Lack of widespread dissemination of this new version of how the genome works has possibly suffered from the lack of charismatic figureheads. They have largely been replaced by scores of computer experts working together on unimaginably large data sets, in large buildings that hum quietly and anonymously in the way that one imagines Google and Facebook offices do. It has also suffered from the lack of a clear simplifying language for the processes taking place, and from the absence of metaphors that provide insight into the biology. But what is probably most damaging is the lack of impact that this newfound understanding appears to have had so far on our ability to treat human disease. Even for well-understood conditions like cystic fibrosis, where individuals with the disease (in the Western world at least) often know the exact location of the mutation on their CFTR gene, successful therapies have proved elusive. The latest trial showed a 4 per cent improvement in lung function in the gene therapy intervention group, hardly enough to excite the parents of newborn children with this life-limiting disease. For more common conditions like heart disease, cancer or schizophrenia, progress has been even less marked, even just in understanding the role of genetic contribution to disease, let alone therapies. Susceptibility appears to be determined from the interaction of a large number of poorly understood variations in non-coding regions of the genome, making the design of effective interventions challenging to say the least.

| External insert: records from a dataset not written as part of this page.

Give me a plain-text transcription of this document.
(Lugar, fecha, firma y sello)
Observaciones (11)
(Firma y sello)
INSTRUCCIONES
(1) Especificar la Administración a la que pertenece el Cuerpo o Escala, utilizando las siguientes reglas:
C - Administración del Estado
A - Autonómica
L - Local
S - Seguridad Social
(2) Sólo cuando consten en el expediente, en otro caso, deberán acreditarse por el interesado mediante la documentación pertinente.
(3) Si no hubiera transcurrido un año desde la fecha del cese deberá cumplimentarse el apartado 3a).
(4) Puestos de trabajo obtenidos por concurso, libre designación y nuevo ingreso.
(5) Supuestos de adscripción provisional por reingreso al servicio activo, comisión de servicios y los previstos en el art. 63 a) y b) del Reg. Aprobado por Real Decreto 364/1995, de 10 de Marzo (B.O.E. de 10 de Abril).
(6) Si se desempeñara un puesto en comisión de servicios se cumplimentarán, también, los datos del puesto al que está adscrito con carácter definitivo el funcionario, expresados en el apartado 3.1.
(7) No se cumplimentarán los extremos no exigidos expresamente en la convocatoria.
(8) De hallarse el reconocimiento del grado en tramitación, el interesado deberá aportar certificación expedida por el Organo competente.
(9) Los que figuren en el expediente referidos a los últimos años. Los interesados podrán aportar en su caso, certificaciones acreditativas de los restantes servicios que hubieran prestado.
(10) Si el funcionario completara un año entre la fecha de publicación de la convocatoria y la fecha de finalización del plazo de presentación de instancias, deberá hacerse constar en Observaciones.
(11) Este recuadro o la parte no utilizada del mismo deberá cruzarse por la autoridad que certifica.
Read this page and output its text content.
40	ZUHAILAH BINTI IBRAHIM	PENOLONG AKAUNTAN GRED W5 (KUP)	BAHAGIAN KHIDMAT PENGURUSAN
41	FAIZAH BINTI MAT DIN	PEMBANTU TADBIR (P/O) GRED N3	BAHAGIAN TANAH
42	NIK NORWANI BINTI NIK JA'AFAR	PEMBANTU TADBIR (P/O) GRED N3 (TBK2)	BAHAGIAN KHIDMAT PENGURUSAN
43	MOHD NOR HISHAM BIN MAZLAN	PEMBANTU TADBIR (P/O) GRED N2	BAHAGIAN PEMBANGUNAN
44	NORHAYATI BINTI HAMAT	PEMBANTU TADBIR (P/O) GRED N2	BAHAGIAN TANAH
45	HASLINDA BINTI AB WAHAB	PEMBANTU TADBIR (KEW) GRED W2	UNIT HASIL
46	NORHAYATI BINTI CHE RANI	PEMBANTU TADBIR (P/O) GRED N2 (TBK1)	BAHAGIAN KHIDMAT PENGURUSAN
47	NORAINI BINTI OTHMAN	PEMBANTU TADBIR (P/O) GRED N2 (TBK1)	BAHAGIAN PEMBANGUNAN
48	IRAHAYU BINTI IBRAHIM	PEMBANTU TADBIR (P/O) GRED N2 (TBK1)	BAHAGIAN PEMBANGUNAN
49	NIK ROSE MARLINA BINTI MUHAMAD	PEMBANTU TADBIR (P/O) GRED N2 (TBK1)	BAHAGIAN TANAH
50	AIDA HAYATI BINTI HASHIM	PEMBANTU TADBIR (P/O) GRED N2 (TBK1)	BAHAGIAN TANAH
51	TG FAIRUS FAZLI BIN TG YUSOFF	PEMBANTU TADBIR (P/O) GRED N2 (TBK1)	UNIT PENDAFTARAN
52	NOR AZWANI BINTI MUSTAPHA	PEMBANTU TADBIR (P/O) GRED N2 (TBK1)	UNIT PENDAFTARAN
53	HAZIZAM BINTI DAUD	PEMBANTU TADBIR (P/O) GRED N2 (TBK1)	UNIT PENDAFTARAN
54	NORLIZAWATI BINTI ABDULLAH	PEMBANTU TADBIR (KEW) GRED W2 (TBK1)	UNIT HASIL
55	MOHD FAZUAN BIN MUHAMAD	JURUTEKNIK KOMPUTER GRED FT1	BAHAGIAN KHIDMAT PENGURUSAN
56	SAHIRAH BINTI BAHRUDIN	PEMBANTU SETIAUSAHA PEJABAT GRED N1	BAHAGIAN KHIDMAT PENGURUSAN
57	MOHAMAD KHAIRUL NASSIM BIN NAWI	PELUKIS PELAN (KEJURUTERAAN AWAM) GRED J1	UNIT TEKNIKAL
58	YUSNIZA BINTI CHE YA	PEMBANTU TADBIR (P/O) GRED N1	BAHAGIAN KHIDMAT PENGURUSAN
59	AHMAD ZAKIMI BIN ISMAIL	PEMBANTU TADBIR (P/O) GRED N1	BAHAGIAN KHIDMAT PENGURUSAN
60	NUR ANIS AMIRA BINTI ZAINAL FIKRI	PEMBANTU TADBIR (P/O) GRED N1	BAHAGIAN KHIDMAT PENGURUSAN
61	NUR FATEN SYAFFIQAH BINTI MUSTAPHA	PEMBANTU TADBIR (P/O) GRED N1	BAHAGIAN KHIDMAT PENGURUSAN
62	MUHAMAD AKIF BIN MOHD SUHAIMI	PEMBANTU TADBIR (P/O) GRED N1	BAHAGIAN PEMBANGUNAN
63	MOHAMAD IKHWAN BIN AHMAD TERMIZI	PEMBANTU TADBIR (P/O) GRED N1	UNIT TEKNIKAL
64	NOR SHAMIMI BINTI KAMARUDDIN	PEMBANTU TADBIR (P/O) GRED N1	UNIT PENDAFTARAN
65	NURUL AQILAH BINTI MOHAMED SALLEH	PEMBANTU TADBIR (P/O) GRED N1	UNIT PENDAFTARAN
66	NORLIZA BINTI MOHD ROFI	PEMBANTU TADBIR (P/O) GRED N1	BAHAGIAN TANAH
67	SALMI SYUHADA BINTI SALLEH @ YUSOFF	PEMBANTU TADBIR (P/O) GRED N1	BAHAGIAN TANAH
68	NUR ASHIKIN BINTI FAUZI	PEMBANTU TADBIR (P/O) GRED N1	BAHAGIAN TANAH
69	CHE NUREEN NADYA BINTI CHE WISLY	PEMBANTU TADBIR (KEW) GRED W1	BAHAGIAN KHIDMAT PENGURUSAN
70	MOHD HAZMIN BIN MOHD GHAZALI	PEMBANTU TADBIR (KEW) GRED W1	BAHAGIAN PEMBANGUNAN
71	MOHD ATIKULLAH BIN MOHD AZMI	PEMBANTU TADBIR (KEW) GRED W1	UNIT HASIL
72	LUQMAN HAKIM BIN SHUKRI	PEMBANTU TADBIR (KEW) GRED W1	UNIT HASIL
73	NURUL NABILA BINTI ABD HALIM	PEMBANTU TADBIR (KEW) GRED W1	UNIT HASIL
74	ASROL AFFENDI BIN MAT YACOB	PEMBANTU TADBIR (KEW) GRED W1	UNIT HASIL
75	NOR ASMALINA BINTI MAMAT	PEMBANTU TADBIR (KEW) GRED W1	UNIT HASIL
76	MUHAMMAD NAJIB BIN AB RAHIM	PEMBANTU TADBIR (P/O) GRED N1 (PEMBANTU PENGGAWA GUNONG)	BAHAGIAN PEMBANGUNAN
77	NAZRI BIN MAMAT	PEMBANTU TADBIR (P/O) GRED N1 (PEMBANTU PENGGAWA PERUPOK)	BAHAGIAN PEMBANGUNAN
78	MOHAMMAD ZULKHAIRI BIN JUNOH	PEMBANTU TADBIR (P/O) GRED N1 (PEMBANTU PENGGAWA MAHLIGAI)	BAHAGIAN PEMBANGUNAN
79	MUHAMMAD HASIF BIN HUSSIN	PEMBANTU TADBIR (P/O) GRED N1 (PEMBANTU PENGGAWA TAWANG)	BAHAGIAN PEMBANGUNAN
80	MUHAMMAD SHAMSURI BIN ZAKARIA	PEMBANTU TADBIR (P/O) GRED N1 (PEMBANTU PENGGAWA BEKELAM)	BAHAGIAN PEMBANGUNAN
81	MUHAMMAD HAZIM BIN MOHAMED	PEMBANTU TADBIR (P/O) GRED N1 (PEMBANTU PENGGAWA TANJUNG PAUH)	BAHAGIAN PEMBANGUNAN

The Deeper Genome concludes by speculating that what might be needed is a paradigm shift in how we see biological systems. Critics of the reductionist method, which dissects biological systems into their constituent parts to illuminate the whole, argue that this approach has reached its limit. However, as Parrington points out, it is one thing to state the problem, and quite another to find a way to understand and interpret its complexity. As Goethe said, “if we want to attain a living understanding of nature, we must become as flexible and mobile as nature herself”.
For now, no one is quite clear how we will get there.
1/3/2016
Thomas Christie Williams is a paediatrician and a clinical lecturer at the University of Edinburgh. He was previously an archaeologist.